How many times, over and under, will Cory Dugan have to explain what hapax legomena is at the opening Friday night for "Hapax Legomena"? "Fifty times," he says.
According to Wikipedia, because I certainly did not know, hapax legomena (sing. hapax legomenon) is a word that occurs only once within a context, either in the written record of an entire language, in the works of an author, or in a single text.
The paintings and video of the exhibition use hapax legomena from texts such as John Donne's Holy Sonnets, Samuel Beckett's Waiting for Godot, and the complete dramatic works of Shakespeare. However, Dugan is quick to point out there is much debate among academics whether Shakespeare is using a hapax or a nonce, meaning a made up word. "Aren't all words made up?" I ask. "It is a little esoteric," he says.

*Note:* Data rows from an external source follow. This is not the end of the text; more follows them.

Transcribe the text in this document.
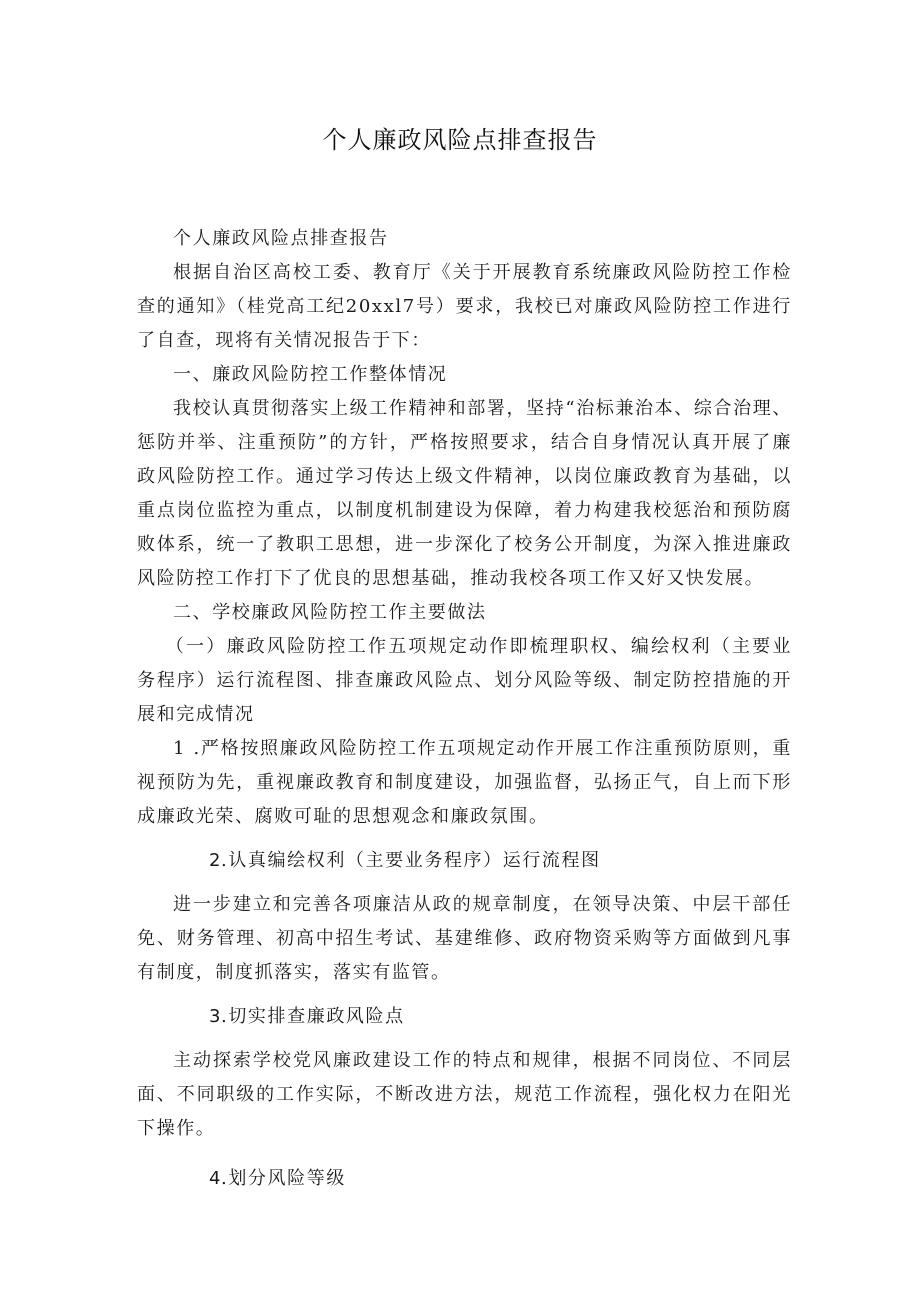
个人廉政风险点排查报告

个人廉政风险点排查报告

根据自治区高校工委、教育厅《关于开展教育系统廉政风险防控工作检查的通知》（桂党高工纪20xxl7号）要求，我校已对廉政风险防控工作进行了自查，现将有关情况报告于下：

一、廉政风险防控工作整体情况

我校认真贯彻落实上级工作精神和部署，坚持“治标兼治本、综合治理、惩防并举、注重预防”的方针，严格按照要求，结合自身情况认真开展了廉政风险防控工作。通过学习传达上级文件精神，以岗位廉政教育为基础，以重点岗位监控为重点，以制度机制建设为保障，着力构建我校惩治和预防腐败体系，统一了教职工思想，进一步深化了校务公开制度，为深入推进廉政风险防控工作打下了优良的思想基础，推动我校各项工作又好又快发展。

二、学校廉政风险防控工作主要做法

（一）廉政风险防控工作五项规定动作即梳理职权、编绘权利（主要业务程序）运行流程图、排查廉政风险点、划分风险等级、制定防控措施的开展和完成情况

1 .严格按照廉政风险防控工作五项规定动作开展工作注重预防原则，重视预防为先，重视廉政教育和制度建设，加强监督，弘扬正气，自上而下形成廉政光荣、腐败可耻的思想观念和廉政氛围。

2.认真编绘权利（主要业务程序）运行流程图

进一步建立和完善各项廉洁从政的规章制度，在领导决策、中层干部任免、财务管理、初高中招生考试、基建维修、政府物资采购等方面做到凡事有制度，制度抓落实，落实有监管。

3.切实排查廉政风险点

主动探索学校党风廉政建设工作的特点和规律，根据不同岗位、不同层面、不同职级的工作实际，不断改进方法，规范工作流程，强化权力在阳光下操作。

4.划分风险等级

I wonder what the over and under is for the number of people who actually debate that. We can keep it at 50.
With the Shakespeare text, Dugan created his first video art piece, incorporating elements from Orson Welles' Othello. "The dramas seemed to suggest it; Shakespeare needed it," Dugan added.
He also uses specific books in the Hebrew Christian New Testament, but Dugan states, "I do not know what the words are. It is completely visual to me."
Well, that got me wondering, how does one find out the hapax legomena of a text if you do not even know the language? "There is an app for that," Dugan says. Of course.